The above master node, is the 2nd node that was started.  There is already a slave node running (not shown).

In another command shell, the registration server displayed some info which seems OK. 

C:\Program Files\MPAPI\MPAPI_1.1.1_src\bin>RegistrationServer.exe
15:18:29:998 | Info      | Registration server is running.
15:18:41:444 | Info      | Registered node. Node Id : 0 , Address : 192.168.1.100 , Port : 8002
15:18:54:042 | Info      | Registered node. Node Id : 1 , Address : 192.168.1.100 , Port : 8001

The order in which I launched these programs was per the instructions:  1-RegistrationServer, 2-Slave, 3-Master.
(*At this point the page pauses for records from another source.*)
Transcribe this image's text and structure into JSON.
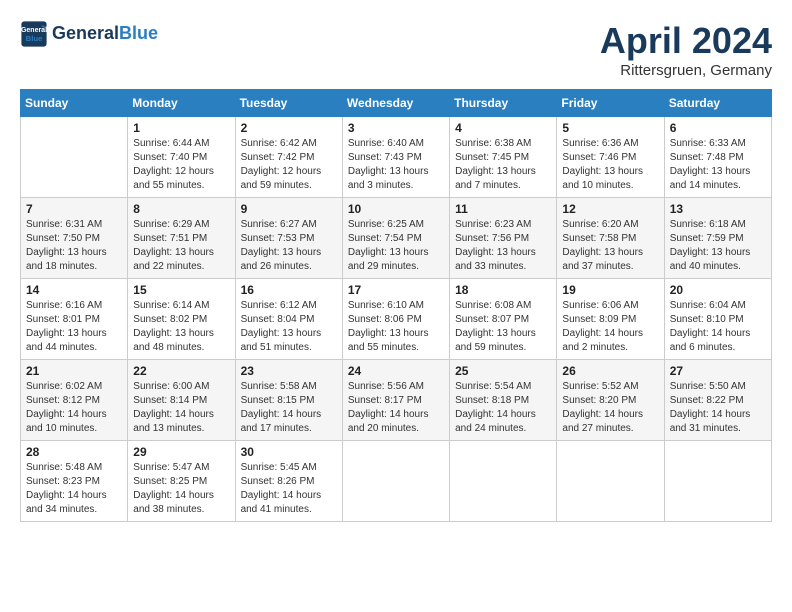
{
  "header": {
    "logo_line1": "General",
    "logo_line2": "Blue",
    "month_title": "April 2024",
    "subtitle": "Rittersgruen, Germany"
  },
  "days_of_week": [
    "Sunday",
    "Monday",
    "Tuesday",
    "Wednesday",
    "Thursday",
    "Friday",
    "Saturday"
  ],
  "weeks": [
    [
      {
        "num": "",
        "info": ""
      },
      {
        "num": "1",
        "info": "Sunrise: 6:44 AM\nSunset: 7:40 PM\nDaylight: 12 hours\nand 55 minutes."
      },
      {
        "num": "2",
        "info": "Sunrise: 6:42 AM\nSunset: 7:42 PM\nDaylight: 12 hours\nand 59 minutes."
      },
      {
        "num": "3",
        "info": "Sunrise: 6:40 AM\nSunset: 7:43 PM\nDaylight: 13 hours\nand 3 minutes."
      },
      {
        "num": "4",
        "info": "Sunrise: 6:38 AM\nSunset: 7:45 PM\nDaylight: 13 hours\nand 7 minutes."
      },
      {
        "num": "5",
        "info": "Sunrise: 6:36 AM\nSunset: 7:46 PM\nDaylight: 13 hours\nand 10 minutes."
      },
      {
        "num": "6",
        "info": "Sunrise: 6:33 AM\nSunset: 7:48 PM\nDaylight: 13 hours\nand 14 minutes."
      }
    ],
    [
      {
        "num": "7",
        "info": "Sunrise: 6:31 AM\nSunset: 7:50 PM\nDaylight: 13 hours\nand 18 minutes."
      },
      {
        "num": "8",
        "info": "Sunrise: 6:29 AM\nSunset: 7:51 PM\nDaylight: 13 hours\nand 22 minutes."
      },
      {
        "num": "9",
        "info": "Sunrise: 6:27 AM\nSunset: 7:53 PM\nDaylight: 13 hours\nand 26 minutes."
      },
      {
        "num": "10",
        "info": "Sunrise: 6:25 AM\nSunset: 7:54 PM\nDaylight: 13 hours\nand 29 minutes."
      },
      {
        "num": "11",
        "info": "Sunrise: 6:23 AM\nSunset: 7:56 PM\nDaylight: 13 hours\nand 33 minutes."
      },
      {
        "num": "12",
        "info": "Sunrise: 6:20 AM\nSunset: 7:58 PM\nDaylight: 13 hours\nand 37 minutes."
      },
      {
        "num": "13",
        "info": "Sunrise: 6:18 AM\nSunset: 7:59 PM\nDaylight: 13 hours\nand 40 minutes."
      }
    ],
    [
      {
        "num": "14",
        "info": "Sunrise: 6:16 AM\nSunset: 8:01 PM\nDaylight: 13 hours\nand 44 minutes."
      },
      {
        "num": "15",
        "info": "Sunrise: 6:14 AM\nSunset: 8:02 PM\nDaylight: 13 hours\nand 48 minutes."
      },
      {
        "num": "16",
        "info": "Sunrise: 6:12 AM\nSunset: 8:04 PM\nDaylight: 13 hours\nand 51 minutes."
      },
      {
        "num": "17",
        "info": "Sunrise: 6:10 AM\nSunset: 8:06 PM\nDaylight: 13 hours\nand 55 minutes."
      },
      {
        "num": "18",
        "info": "Sunrise: 6:08 AM\nSunset: 8:07 PM\nDaylight: 13 hours\nand 59 minutes."
      },
      {
        "num": "19",
        "info": "Sunrise: 6:06 AM\nSunset: 8:09 PM\nDaylight: 14 hours\nand 2 minutes."
      },
      {
        "num": "20",
        "info": "Sunrise: 6:04 AM\nSunset: 8:10 PM\nDaylight: 14 hours\nand 6 minutes."
      }
    ],
    [
      {
        "num": "21",
        "info": "Sunrise: 6:02 AM\nSunset: 8:12 PM\nDaylight: 14 hours\nand 10 minutes."
      },
      {
        "num": "22",
        "info": "Sunrise: 6:00 AM\nSunset: 8:14 PM\nDaylight: 14 hours\nand 13 minutes."
      },
      {
        "num": "23",
        "info": "Sunrise: 5:58 AM\nSunset: 8:15 PM\nDaylight: 14 hours\nand 17 minutes."
      },
      {
        "num": "24",
        "info": "Sunrise: 5:56 AM\nSunset: 8:17 PM\nDaylight: 14 hours\nand 20 minutes."
      },
      {
        "num": "25",
        "info": "Sunrise: 5:54 AM\nSunset: 8:18 PM\nDaylight: 14 hours\nand 24 minutes."
      },
      {
        "num": "26",
        "info": "Sunrise: 5:52 AM\nSunset: 8:20 PM\nDaylight: 14 hours\nand 27 minutes."
      },
      {
        "num": "27",
        "info": "Sunrise: 5:50 AM\nSunset: 8:22 PM\nDaylight: 14 hours\nand 31 minutes."
      }
    ],
    [
      {
        "num": "28",
        "info": "Sunrise: 5:48 AM\nSunset: 8:23 PM\nDaylight: 14 hours\nand 34 minutes."
      },
      {
        "num": "29",
        "info": "Sunrise: 5:47 AM\nSunset: 8:25 PM\nDaylight: 14 hours\nand 38 minutes."
      },
      {
        "num": "30",
        "info": "Sunrise: 5:45 AM\nSunset: 8:26 PM\nDaylight: 14 hours\nand 41 minutes."
      },
      {
        "num": "",
        "info": ""
      },
      {
        "num": "",
        "info": ""
      },
      {
        "num": "",
        "info": ""
      },
      {
        "num": "",
        "info": ""
      }
    ]
  ]
}
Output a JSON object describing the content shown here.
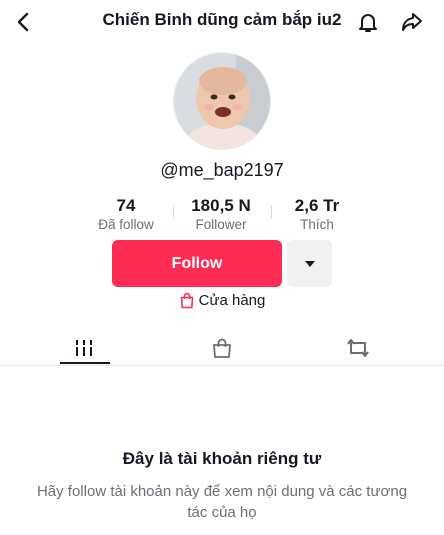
{
  "header": {
    "title": "Chiến Binh dũng cảm bắp iu2",
    "back_icon": "chevron-left-icon",
    "bell_icon": "bell-icon",
    "share_icon": "share-arrow-icon"
  },
  "profile": {
    "avatar_icon": "baby-avatar-photo",
    "username": "@me_bap2197"
  },
  "stats": [
    {
      "value": "74",
      "label": "Đã follow"
    },
    {
      "value": "180,5 N",
      "label": "Follower"
    },
    {
      "value": "2,6 Tr",
      "label": "Thích"
    }
  ],
  "actions": {
    "follow_label": "Follow",
    "follow_color": "#fe2c55",
    "dropdown_icon": "caret-down-icon"
  },
  "shop": {
    "icon": "shopping-bag-icon",
    "label": "Cửa hàng"
  },
  "tabs": [
    {
      "icon": "grid-icon",
      "active": true
    },
    {
      "icon": "bag-icon",
      "active": false
    },
    {
      "icon": "repost-icon",
      "active": false
    }
  ],
  "private": {
    "title": "Đây là tài khoản riêng tư",
    "description": "Hãy follow tài khoản này để xem nội dung và các tương tác của họ"
  }
}
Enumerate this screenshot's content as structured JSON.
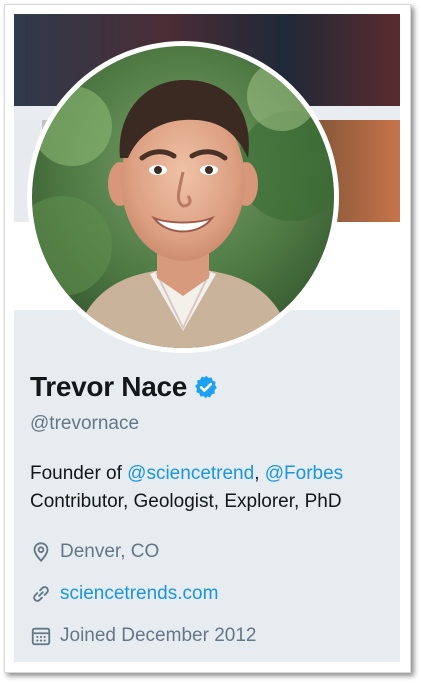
{
  "profile": {
    "display_name": "Trevor Nace",
    "verified": true,
    "handle": "@trevornace",
    "bio": {
      "prefix": "Founder of ",
      "mention_1": "@sciencetrend",
      "separator": ", ",
      "mention_2": "@Forbes",
      "suffix": "Contributor, Geologist, Explorer, PhD"
    },
    "location": "Denver, CO",
    "website": "sciencetrends.com",
    "joined": "Joined December 2012"
  },
  "icons": {
    "verified": "verified-badge-icon",
    "location": "location-pin-icon",
    "website": "link-icon",
    "joined": "calendar-icon"
  },
  "colors": {
    "link": "#1b95e0",
    "secondary_text": "#657786",
    "primary_text": "#14171a",
    "card_bg": "#e6ecf0",
    "verified": "#1da1f2"
  }
}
Any suggestions to fix it?  (Again, this is 100% local execution, strictly one computer is running all demo software at this point.)


Thanks for reading.

Geoffrey

BTW the RemotingLite demos are working good now on both of my Windows XPSP2 computers.  Uninstalling IPv6 was what solved the problem on one of these computers.  To uninstall IPv6, unchecking the checkbox was not enough; I had to also click an uninstall button (which I did not notice before).
Jul 11, 2008 at 9:04 PM

Hi

Just to be clear:  It is really true, I am not joking:  The order in which I launched the programs originally, and the first several attempts, was followed precisely according to the instructions:  1-RegistrationServer, 2-Slave, 3-Master.  I can understand why the data in the screenshots I supplied may confuse some readers.   Do not read too much into the screenshots.  One or more of the screenshots may be from a different later run, in which I tried the other possible orderings of master and slave for completeness after the recommended ordering failed several times (reg, sl, mas).